Fabrication of N-doped Carbon Coated CoFeS2 Anchored rGO Nanosheet Composites: A Twin Carbon Design for Li-ion Storage and High Energy Density Supercapacitor Applications

Abstract

The twin-carbon design represents an innovative strategy to tackle challenges such as insufficient electron/ion transport efficiency, significant volume changes, and various side reactions in various energy-related applications. The present work illustrates the fabrication of N-doped carbon-coated CoFeS2 anchored rGO nanosheet composites for lithium-ion battery and supercapacitor applications. Due to the twin-carbon design, the CoFeS2@rGO/N-C achieves an impressive first charge/discharge capacity of 688.61/838.07 mAh g-1 at 100 mA g-1, with 82.16% of coulombic efficiency.

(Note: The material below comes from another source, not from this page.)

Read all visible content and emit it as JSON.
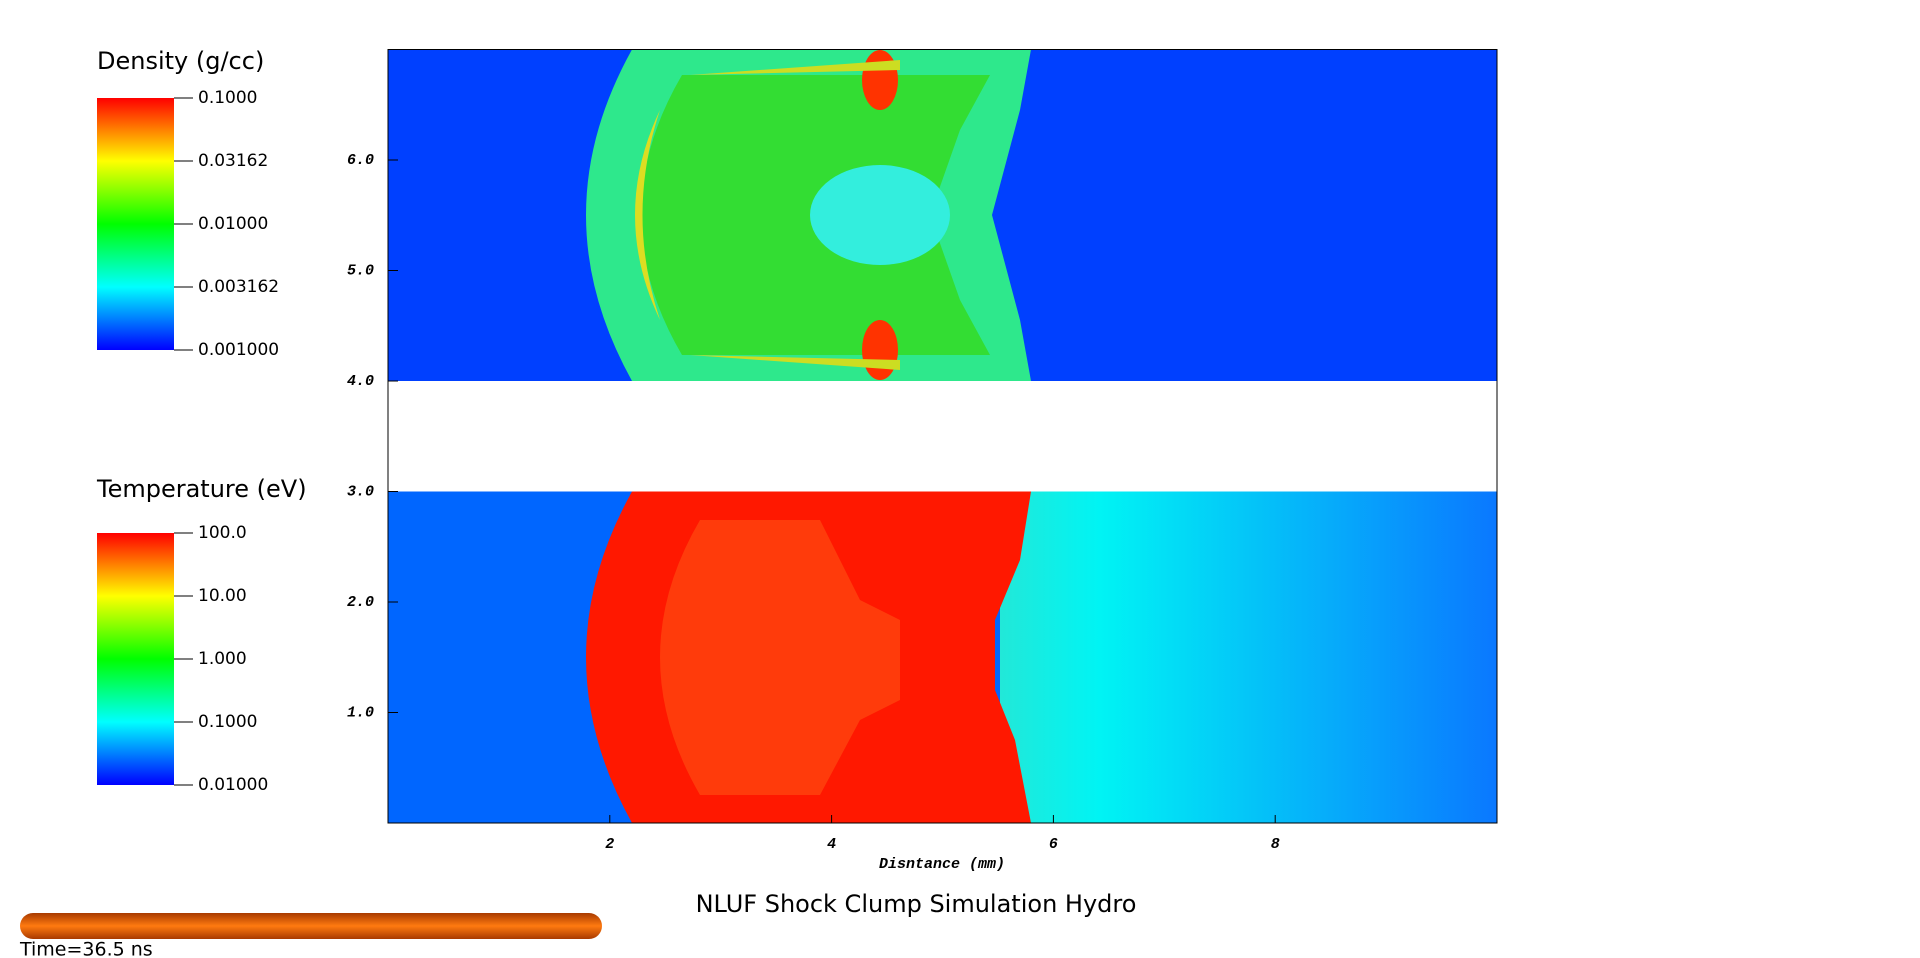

It preserves 82.54 % of initial capacity after 1000 cycles, outperforming both the CoFeS2 and CoFeS2@rGO materials. In supercapacitor tests, the CoFeS2@rGO/N-C demonstrates a specific capacity of 322 mA h g-1 (1933 F g-1) at 1 A g-1, with rate capability of 49 % at 30 A g-1. The CoFeS2@rGO/N-C//activated carbon asymmetric device provides a specific capacity of 176.3 mA h g-1 (352.7 F g-1) at 1 A g-1, along with the 79.4 W h Kg-1 and 16.9 kW Kg-1 of energy and power density values respectively. The asymmetric device shows only a 12% decline in initial capacity and maintains 88% cyclic stability, with 97 % coulombic efficiency after 10,000 continuous cycles at 10 A g-1. Post-study analyses further confirm the high stability of the twin-carbon approach in the CoFeS2@rGO/N-C composite. This research underscores a comprehensive understanding of the twin-carbon strategic design for developing superior electrodes in sustainable energy storage applications.